The first, which was partially mentioned prior, has to do with light. The physiographic characteristics such as slopes, crater density, and roughness of the south polar region are not substantially different from other regions on the Moon. However, the very low Sun angles encountered in the polar regions have the effect of producing areas that are illuminated over most of a terrestrial year. Areas have been identified on the lunar surface that are illuminated for over 200 days a year. This offers clear operational benefits including a more favorable temperature regime, reduced duration of lunar nights, and persistent availability of solar power, that offer pathways to earlier, more capable missions and extended duration operations on the lunar surface.
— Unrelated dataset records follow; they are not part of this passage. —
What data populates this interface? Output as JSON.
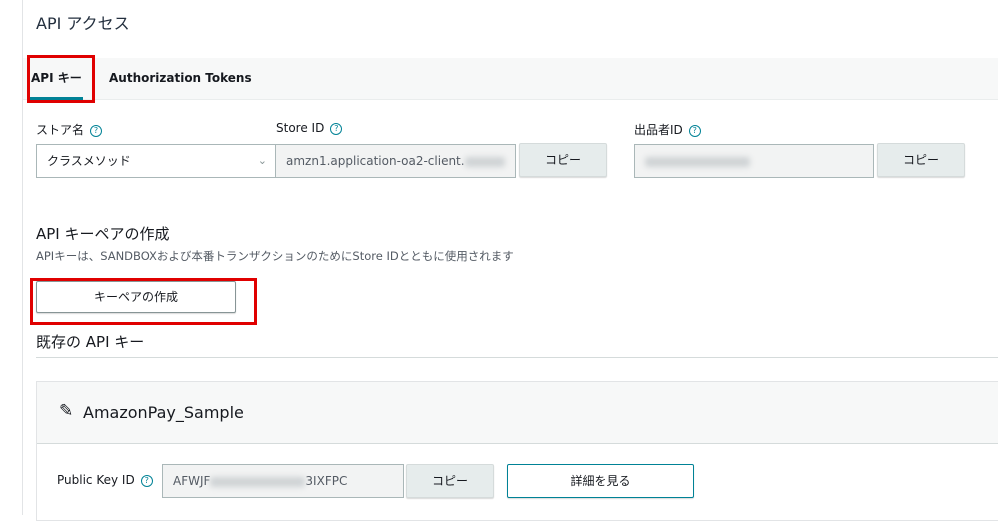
{
  "page_title": "API アクセス",
  "tabs": [
    {
      "label": "API キー",
      "active": true
    },
    {
      "label": "Authorization Tokens",
      "active": false
    }
  ],
  "store": {
    "label": "ストア名",
    "value": "クラスメソッド"
  },
  "store_id": {
    "label": "Store ID",
    "value": "amzn1.application-oa2-client.",
    "copy": "コピー"
  },
  "seller_id": {
    "label": "出品者ID",
    "copy": "コピー"
  },
  "create": {
    "heading": "API キーペアの作成",
    "description": "APIキーは、SANDBOXおよび本番トランザクションのためにStore IDとともに使用されます",
    "button": "キーペアの作成"
  },
  "existing": {
    "heading": "既存の API キー",
    "card": {
      "name": "AmazonPay_Sample",
      "public_key_label": "Public Key ID",
      "public_key_prefix": "AFWJF",
      "public_key_suffix": "3IXFPC",
      "copy": "コピー",
      "details": "詳細を見る"
    }
  },
  "colors": {
    "accent": "#008296",
    "highlight": "#e00000"
  }
}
Another valuable benefit is the potential access to resources on the surface. The topography at the polar regions that produces areas of near permanent illumination also effectively blocks most of the sunlight at very low sun angles in some areas. These areas of constant or nearly-constant darkness in permanently shadowed regions can trap and collect various volatile species. The potential existence of accessible resources, such as hydrogen and oxygen, that can be straightforwardly leveraged represents an intriguing opportunity to “live off of the land”. NASA points out that when the grade and tonnage of these volatile deposits are characterized, a cislunar economy could result, providing significant cost reductions for lunar surface logistics and resupply efforts. Transporting hydrogen and oxygen harvested from the lunar poles to cislunar space would also be enabling for ambitious human expeditions to other destinations, as well as other activities throughout cislunar space. These different benefits led to the selection of the Moon’s south polar region as the location of the Artemis III mission and the subsequent Artemis Base Camp. However, it’s important to point out that sustained lunar surface operations at the polar regions will enable a variety of exciting, paradigm-shifting science investigations. For example, local resource utilization enabled by the Artemis Base Camp will enable surface exploration architectures that ultimately enable future human expeditions to other high-value lunar destinations for scientific exploration.
Conclusion
With progress continuing on SLS and other key aspects of Artemis, we can expect to see humans back on the surface of the Moon not long from now. After a lot of research and thought, NASA is confident in the lunar south pole as the future Artemis landing site and base location. This location provides great access to light along with patches of almost complete darkness that could host a lot of valuable resources such as Ice and more. We will have to wait and see how the Artemis plan progresses and the impact it has on the space industry.